Let $(M,g)$ be a Riemannian manifold with a connection $\nabla$. It is required to satisfy the product rule: $$\nabla_X(fY) = f\nabla_X(Y) + \nabla_X(f)Y$$ where $\nabla_X(f)$ is the directional derivative of $f$ along $X$.

We can consider another product rule of the form: $$\nabla_X(Yf) = \nabla_X(Y)f + Y\nabla_X(f).$$ However, I think this fails. For instance, let me take $X = \partial/\partial u_j$, $Y = \partial/\partial u_k$ in local coordinates $(u_1,u_2,\dots)$ so that $\nabla_X(Y) = \sum_i\Gamma^i_{jk}\partial/\partial u_i$ in which case we have: $$\nabla_X(Yf) = \nabla_X(\partial f/\partial u_k) = \partial^2f/\partial u_j\partial u_k$$ while the right hand side of the expression is: $$\sum_i \Gamma^i_{jk}\partial f/\partial u_i + \partial^2f/\partial u_j\partial u_k$$ and the two expressions clearly don't match (unless $\Gamma^i_{jk} = 0$ identically).

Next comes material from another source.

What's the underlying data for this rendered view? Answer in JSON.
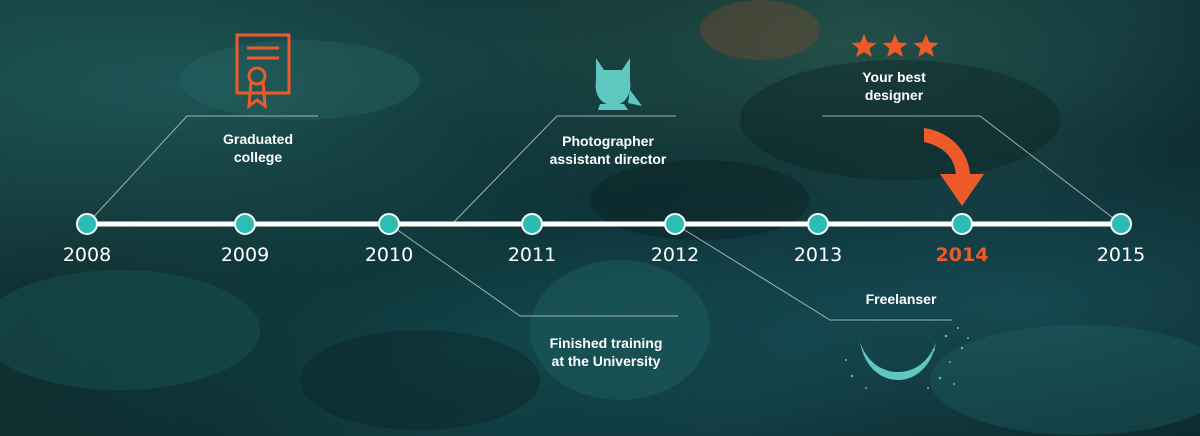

Is there a mistake in my verification or does the second rule indeed fail? If so, what is special about the first rule vs the second and why do we require one to hold and not the other?

Answer 1

The second Leibniz rule

$$\nabla _X (Yf) = (\nabla _XY) f + Y(\nabla _Xf)$$

cannot be true. Indeed, re-write as

$$ Y(\nabla_X f) = (\nabla _X Y) f - \nabla_X (Yf):= A(X, Y)$$

Note that the right hand side is $C^\infty$-linear in $X$: $A(gX, Y) = gA(X, Y)$. But the left hand side is not:

$$Y( \nabla_{gX} f) = Y(g\nabla_X f) = Yg (Xf) + g Y (\nabla_X f) \neq g Y (\nabla_X f).$$

Indeed,

$$\nabla_X (Yf) - \nabla _Y(Xf) = [X, Y] f$$

is the Lie bracket and is well known to be not tensorial.